Au regard des publications pontificales Maximun illud en 1919 dans laquelle, Benoît XV, après avoir dissocier l’œuvre missionnaire et les intérêts nationaux, insista sur la nécessité d’établir des épiscopats autochtones et il donna pour objectif aux missions la constitution d’Eglises pleinement majeure. Il y a aussi les Encycliques Rerum ecclesiae de Pie XI en 1926 « les misions étrangères ont vocation de devenir les jeunes Eglises » et Fidei donum de Pie XII en 1957). Au regard aussi des recommandations de la congrégation du Saint-Esprit cela laissait apparaître une volonté d’affranchissement et de désengagement pour laisser la place aux autochtones.

337.

Claude Prudhomme, « Crise ou mutation de la Mission », Ibid

338.

Elle est inspirée des entretiens individuels et collectifs que nous avons eu avec certains « intellectuels » Gabonais. Enquêtes de terrain au Gabon : novembre-décembre 2001, septembre-octobre-novembre 2002, avril-mai-juin 2004.

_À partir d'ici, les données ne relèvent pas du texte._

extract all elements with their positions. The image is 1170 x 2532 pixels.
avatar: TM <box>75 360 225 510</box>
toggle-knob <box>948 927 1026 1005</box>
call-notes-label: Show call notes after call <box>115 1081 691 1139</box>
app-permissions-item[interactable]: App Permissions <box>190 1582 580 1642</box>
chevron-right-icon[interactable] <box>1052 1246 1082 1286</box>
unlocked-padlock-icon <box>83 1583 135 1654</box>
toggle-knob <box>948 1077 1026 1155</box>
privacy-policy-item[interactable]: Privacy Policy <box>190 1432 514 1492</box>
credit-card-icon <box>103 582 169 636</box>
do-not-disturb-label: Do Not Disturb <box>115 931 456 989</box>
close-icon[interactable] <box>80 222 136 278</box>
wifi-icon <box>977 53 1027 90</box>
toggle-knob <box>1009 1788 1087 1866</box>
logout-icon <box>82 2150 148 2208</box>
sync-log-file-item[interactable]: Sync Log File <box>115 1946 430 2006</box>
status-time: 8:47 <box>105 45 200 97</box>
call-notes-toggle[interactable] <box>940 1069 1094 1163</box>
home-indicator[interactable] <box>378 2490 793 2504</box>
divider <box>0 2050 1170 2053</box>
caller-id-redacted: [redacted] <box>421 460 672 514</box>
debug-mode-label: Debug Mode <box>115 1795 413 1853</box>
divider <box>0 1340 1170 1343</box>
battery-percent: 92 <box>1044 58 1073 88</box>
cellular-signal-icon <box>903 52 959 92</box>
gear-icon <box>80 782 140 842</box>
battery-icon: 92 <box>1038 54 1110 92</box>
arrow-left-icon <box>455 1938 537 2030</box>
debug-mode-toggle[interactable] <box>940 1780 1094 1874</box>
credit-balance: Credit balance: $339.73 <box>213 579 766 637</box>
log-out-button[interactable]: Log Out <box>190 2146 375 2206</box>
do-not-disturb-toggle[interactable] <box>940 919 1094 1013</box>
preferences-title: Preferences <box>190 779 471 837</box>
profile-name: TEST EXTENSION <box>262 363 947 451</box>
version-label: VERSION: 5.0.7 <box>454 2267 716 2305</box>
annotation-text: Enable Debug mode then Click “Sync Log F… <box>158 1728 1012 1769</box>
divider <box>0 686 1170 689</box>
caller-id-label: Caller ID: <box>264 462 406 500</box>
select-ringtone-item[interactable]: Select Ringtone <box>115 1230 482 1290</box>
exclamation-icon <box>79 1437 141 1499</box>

Il s’agit beaucoup plus d’un point de vue car ils ne donnent pas beaucoup d’éléments pour montrer que les missionnaires voulaient toujours les tenir loin des revendications et de la protestation, si ce n’est l’attitude et les paroles de ces derniers qui appelaient sans cesse à la prudence, à la réserve par rapport « aux choses du monde » mais à une vie plus collée à l’Evangile : la conversion, le rejet du péché, l’assiduité aux sacrements. Ces témoignages posent, en revanche, le problème du type de formation dispensée par les missionnaires au Gabon entre 1945 et 1969.

339.

Civilisation, commerce et christianisation

340.

Cf. articles de revues et périodiques traitant de la situation économique et sociale du Gabon : Exemple Marché tropicaux Europe France Outre-mer. Avant et après l’indépendance, la situation économique du Gabon augurait des lendemains meilleurs avec l’exploitation du bois, du manganèse, de l’Uranium et du Pétrole. De fait le Gabon était devenu « la chasse gardée de la France ». L’idée d’un soulèvement ou une contestation de la population était hors de question. La France était plus favorable à une stabilité au Gabon dans les années 1960. D’aucun affirme que pour se hisser au rang de puissance nucléaire, elle avait besoin de l’Uranium du Gabon.

341.

Les Rapports diocésains à partir de 1958 n’insistent pas sur le nombre des Pères Fidei donum. Si les évêques évoquent leur présence, ils les assimilent au personnel religieux missionnaire issue des congrégations.